Éclats de rires divins, deuxième série : le rire qui console – 1/4

Collégiale de Montmorency à la nuit tombante, le 21 juin 2025. Photo : Rozenn Douerin.

Pour conclure le récital sur Le Rire de Dieu, donné en la collégiale de Montmorency le 21 juin 2025, j’avais choisi d’improviser une symphonie bigarrée « autour de quatre rires de Dieu ». Le premier mouvement, intitulé « Le rire qui console », évoque une « note sur le rire » de Marcel Pagnol, selon laquelle « Dieu a donné aux hommes le rire pour les consoler d’être intelligents ». Bien que cette consolation ne soit guère utile à une grande partie de l’humanité, la punchline explore avantageusement le désarroi lié à la lucidité et l’abîme qu’il ouvre dans l’esprit de celui qui le vit. J’aime bien l’idée

  • que le rire n’est pas réductible à la joie ;
  • qu’une métaphysique du rire est nécessaire, d’autant plus que « métaphysique du rire » ressemble à un oxymoron tant le rire, aussi bienfaiteur soit-il, est souvent lié à l’éphémère et au futile, pas au transcendantal – or, un oxymoron, c’est rigolo ;
  • que le rire est moins un cadeau de Dieu qu’une compensation offerte par le mythique big boss à sa créature afin de pallier les inconvénients de sa capacité à réfléchir, même si moult individus semblent avoir de la peine à se souvenir de ce superpouvoir.
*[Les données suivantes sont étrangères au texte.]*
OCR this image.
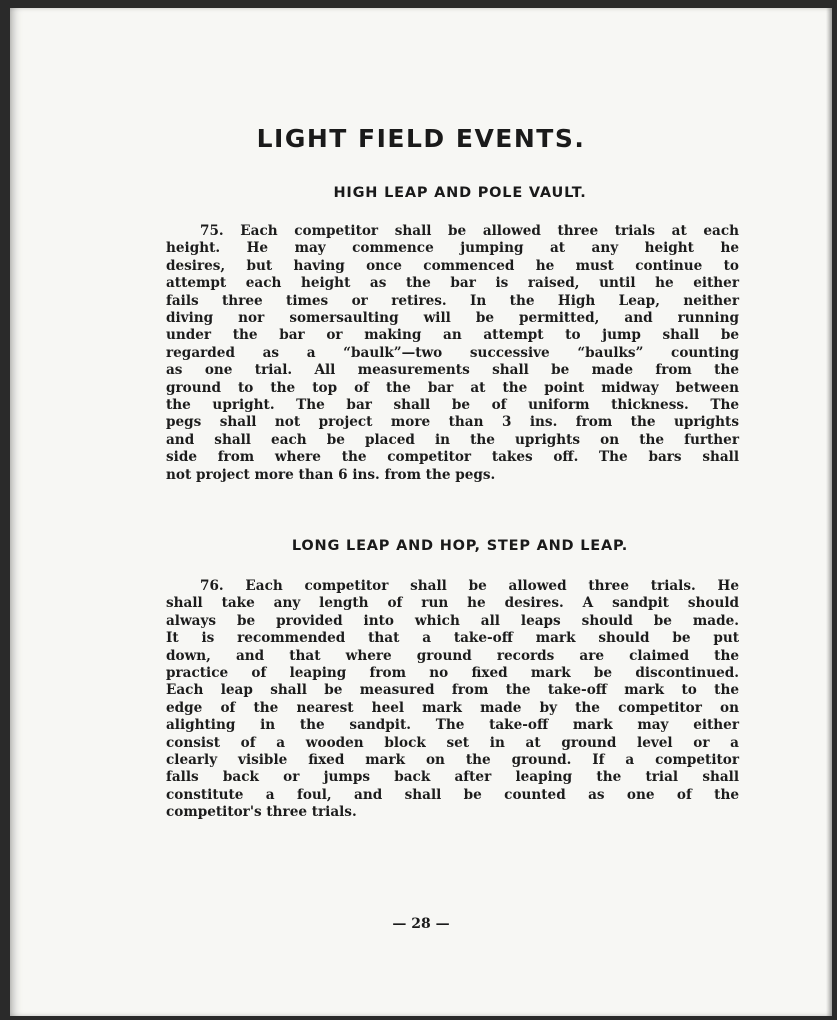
LIGHT FIELD EVENTS.
HIGH LEAP AND POLE VAULT.
75. Each competitor shall be allowed three trials at each
height. He may commence jumping at any height he
desires, but having once commenced he must continue to
attempt each height as the bar is raised, until he either
fails three times or retires. In the High Leap, neither
diving nor somersaulting will be permitted, and running
under the bar or making an attempt to jump shall be
regarded as a “baulk”—two successive “baulks” counting
as one trial. All measurements shall be made from the
ground to the top of the bar at the point midway between
the upright. The bar shall be of uniform thickness. The
pegs shall not project more than 3 ins. from the uprights
and shall each be placed in the uprights on the further
side from where the competitor takes off. The bars shall
not project more than 6 ins. from the pegs.
LONG LEAP AND HOP, STEP AND LEAP.
76. Each competitor shall be allowed three trials. He
shall take any length of run he desires. A sandpit should
always be provided into which all leaps should be made.
It is recommended that a take-off mark should be put
down, and that where ground records are claimed the
practice of leaping from no fixed mark be discontinued.
Each leap shall be measured from the take-off mark to the
edge of the nearest heel mark made by the competitor on
alighting in the sandpit. The take-off mark may either
consist of a wooden block set in at ground level or a
clearly visible fixed mark on the ground. If a competitor
falls back or jumps back after leaping the trial shall
constitute a foul, and shall be counted as one of the
competitor's three trials.
— 28 —
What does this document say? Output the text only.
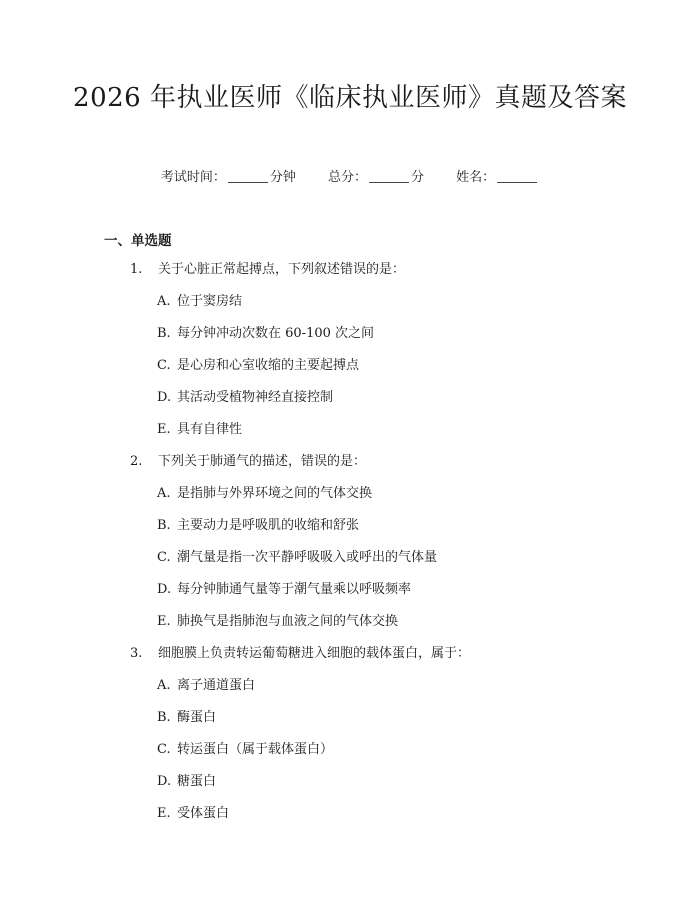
2026 年执业医师《临床执业医师》真题及答案
考试时间：	分钟 总分：	分 姓名：
一、单选题
1. 关于心脏正常起搏点，下列叙述错误的是：
A. 位于窦房结
B. 每分钟冲动次数在 60-100 次之间
C. 是心房和心室收缩的主要起搏点
D. 其活动受植物神经直接控制
E. 具有自律性
2. 下列关于肺通气的描述，错误的是：
A. 是指肺与外界环境之间的气体交换
B. 主要动力是呼吸肌的收缩和舒张
C. 潮气量是指一次平静呼吸吸入或呼出的气体量
D. 每分钟肺通气量等于潮气量乘以呼吸频率
E. 肺换气是指肺泡与血液之间的气体交换
3. 细胞膜上负责转运葡萄糖进入细胞的载体蛋白，属于：
A. 离子通道蛋白
B. 酶蛋白
C. 转运蛋白（属于载体蛋白）
D. 糖蛋白
E. 受体蛋白
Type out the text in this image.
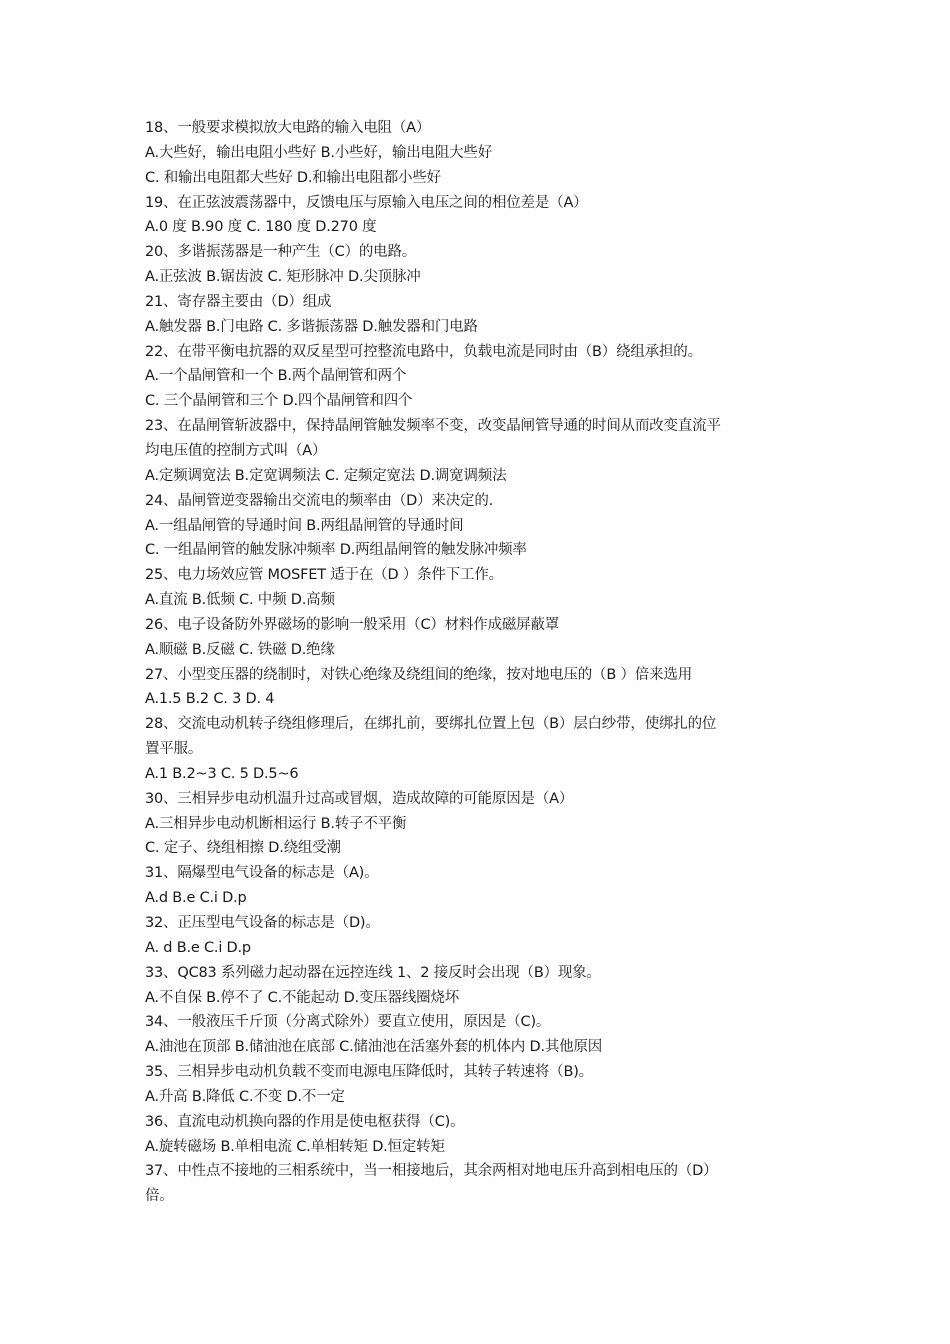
18、一般要求模拟放大电路的输入电阻（A）
A.大些好，输出电阻小些好 B.小些好，输出电阻大些好
C. 和输出电阻都大些好 D.和输出电阻都小些好
19、在正弦波震荡器中，反馈电压与原输入电压之间的相位差是（A）
A.0 度 B.90 度 C. 180 度 D.270 度
20、多谐振荡器是一种产生（C）的电路。
A.正弦波 B.锯齿波 C. 矩形脉冲 D.尖顶脉冲
21、寄存器主要由（D）组成
A.触发器 B.门电路 C. 多谐振荡器 D.触发器和门电路
22、在带平衡电抗器的双反星型可控整流电路中，负载电流是同时由（B）绕组承担的。
A.一个晶闸管和一个 B.两个晶闸管和两个
C. 三个晶闸管和三个 D.四个晶闸管和四个
23、在晶闸管斩波器中，保持晶闸管触发频率不变，改变晶闸管导通的时间从而改变直流平
均电压值的控制方式叫（A）
A.定频调宽法 B.定宽调频法 C. 定频定宽法 D.调宽调频法
24、晶闸管逆变器输出交流电的频率由（D）来决定的.
A.一组晶闸管的导通时间 B.两组晶闸管的导通时间
C. 一组晶闸管的触发脉冲频率 D.两组晶闸管的触发脉冲频率
25、电力场效应管 MOSFET 适于在（D ）条件下工作。
A.直流 B.低频 C. 中频 D.高频
26、电子设备防外界磁场的影响一般采用（C）材料作成磁屏蔽罩
A.顺磁 B.反磁 C. 铁磁 D.绝缘
27、小型变压器的绕制时，对铁心绝缘及绕组间的绝缘，按对地电压的（B ）倍来选用
A.1.5 B.2 C. 3 D. 4
28、交流电动机转子绕组修理后，在绑扎前，要绑扎位置上包（B）层白纱带，使绑扎的位
置平服。
A.1 B.2~3 C. 5 D.5~6
30、三相异步电动机温升过高或冒烟，造成故障的可能原因是（A）
A.三相异步电动机断相运行 B.转子不平衡
C. 定子、绕组相擦 D.绕组受潮
31、隔爆型电气设备的标志是（A)。
A.d B.e C.i D.p
32、正压型电气设备的标志是（D)。
A. d B.e C.i D.p
33、QC83 系列磁力起动器在远控连线 1、2 接反时会出现（B）现象。
A.不自保 B.停不了 C.不能起动 D.变压器线圈烧坏
34、一般液压千斤顶（分离式除外）要直立使用，原因是（C)。
A.油池在顶部 B.储油池在底部 C.储油池在活塞外套的机体内 D.其他原因
35、三相异步电动机负载不变而电源电压降低时，其转子转速将（B)。
A.升高 B.降低 C.不变 D.不一定
36、直流电动机换向器的作用是使电枢获得（C)。
A.旋转磁场 B.单相电流 C.单相转矩 D.恒定转矩
37、中性点不接地的三相系统中，当一相接地后，其余两相对地电压升高到相电压的（D）
倍。
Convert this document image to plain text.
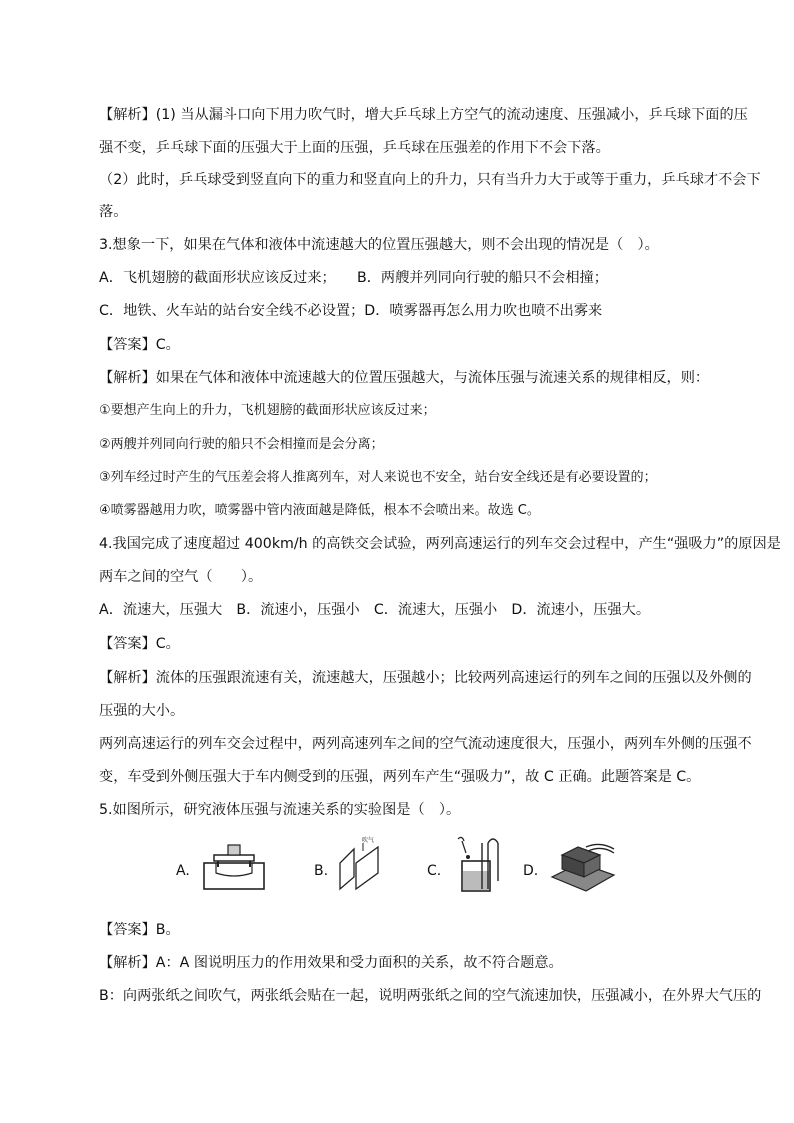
【解析】(1) 当从漏斗口向下用力吹气时，增大乒乓球上方空气的流动速度、压强减小，乒乓球下面的压
强不变，乒乓球下面的压强大于上面的压强，乒乓球在压强差的作用下不会下落。
（2）此时，乒乓球受到竖直向下的重力和竖直向上的升力，只有当升力大于或等于重力，乒乓球才不会下
落。
3.想象一下，如果在气体和液体中流速越大的位置压强越大，则不会出现的情况是（　）。
A．飞机翅膀的截面形状应该反过来；　　B．两艘并列同向行驶的船只不会相撞；
C．地铁、火车站的站台安全线不必设置；D．喷雾器再怎么用力吹也喷不出雾来
【答案】C。
【解析】如果在气体和液体中流速越大的位置压强越大，与流体压强与流速关系的规律相反，则：
①要想产生向上的升力，飞机翅膀的截面形状应该反过来；
②两艘并列同向行驶的船只不会相撞而是会分离；
③列车经过时产生的气压差会将人推离列车，对人来说也不安全，站台安全线还是有必要设置的；
④喷雾器越用力吹，喷雾器中管内液面越是降低，根本不会喷出来。故选 C。
4.我国完成了速度超过 400km/h 的高铁交会试验，两列高速运行的列车交会过程中，产生“强吸力”的原因是
两车之间的空气（　　）。
A．流速大，压强大　B．流速小，压强小　C．流速大，压强小　D．流速小，压强大。
【答案】C。
【解析】流体的压强跟流速有关，流速越大，压强越小；比较两列高速运行的列车之间的压强以及外侧的
压强的大小。
两列高速运行的列车交会过程中，两列高速列车之间的空气流动速度很大，压强小，两列车外侧的压强不
变，车受到外侧压强大于车内侧受到的压强，两列车产生“强吸力”，故 C 正确。此题答案是 C。
5.如图所示，研究液体压强与流速关系的实验图是（　）。
【答案】B。
【解析】A：A 图说明压力的作用效果和受力面积的关系，故不符合题意。
B：向两张纸之间吹气，两张纸会贴在一起，说明两张纸之间的空气流速加快，压强减小，在外界大气压的
A.	B.
吹气
C.	D.
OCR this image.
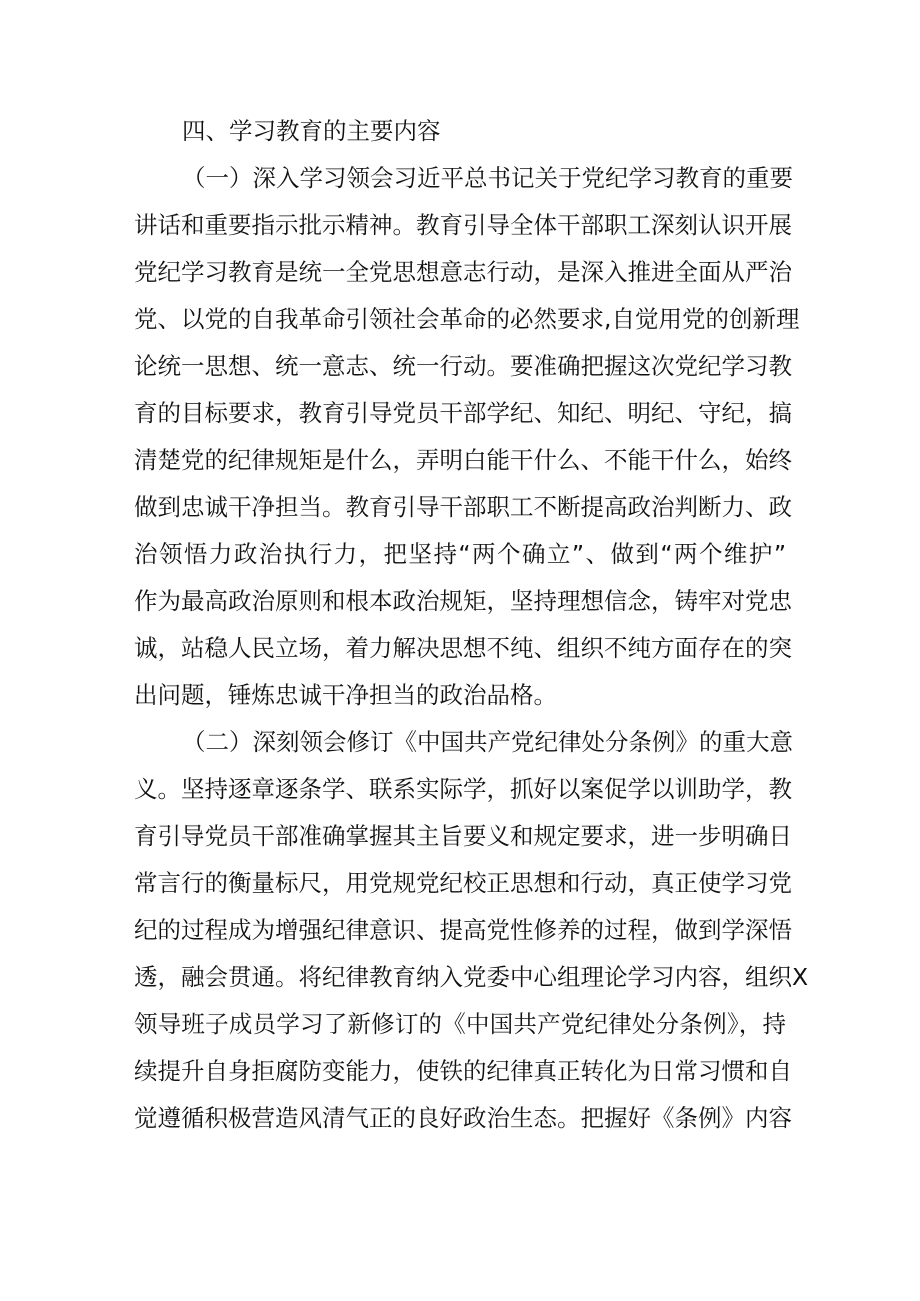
四、学习教育的主要内容
（一）深入学习领会习近平总书记关于党纪学习教育的重要
讲话和重要指示批示精神。教育引导全体干部职工深刻认识开展
党纪学习教育是统一全党思想意志行动，是深入推进全面从严治
党、以党的自我革命引领社会革命的必然要求,自觉用党的创新理
论统一思想、统一意志、统一行动。要准确把握这次党纪学习教
育的目标要求，教育引导党员干部学纪、知纪、明纪、守纪，搞
清楚党的纪律规矩是什么，弄明白能干什么、不能干什么，始终
做到忠诚干净担当。教育引导干部职工不断提高政治判断力、政
治领悟力政治执行力，把坚持“两个确立”、做到“两个维护”
作为最高政治原则和根本政治规矩，坚持理想信念，铸牢对党忠
诚，站稳人民立场，着力解决思想不纯、组织不纯方面存在的突
出问题，锤炼忠诚干净担当的政治品格。
（二）深刻领会修订《中国共产党纪律处分条例》的重大意
义。坚持逐章逐条学、联系实际学，抓好以案促学以训助学，教
育引导党员干部准确掌握其主旨要义和规定要求，进一步明确日
常言行的衡量标尺，用党规党纪校正思想和行动，真正使学习党
纪的过程成为增强纪律意识、提高党性修养的过程，做到学深悟
透，融会贯通。将纪律教育纳入党委中心组理论学习内容，组织X
领导班子成员学习了新修订的《中国共产党纪律处分条例》，持
续提升自身拒腐防变能力，使铁的纪律真正转化为日常习惯和自
觉遵循积极营造风清气正的良好政治生态。把握好《条例》内容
L’improvisation s’ouvre donc sur une claudication qui évoque le désarroi métaphysique considéré ab initio non comme un gouffre abyssal mais comme

  • un petit truc qui cloche,
  • une écorchure dans l’évidence,
  • une très frêle fêlure relevée sur le mur des certitudes.

Cette découverte

  • résonne,
  • se déforme,
  • revient à la charge

façon envie de gratter une croûte qui fait mal : on sait que ça va saigner, mais impossible de s’en empêcher. La petite musique du doute et de l’incompréhension

  • s’harmonise,
  • se colore différemment,
  • s’amplifie peu à peu puis
  • semble, ô folie, chercher une explication à la bizarrerie du monde.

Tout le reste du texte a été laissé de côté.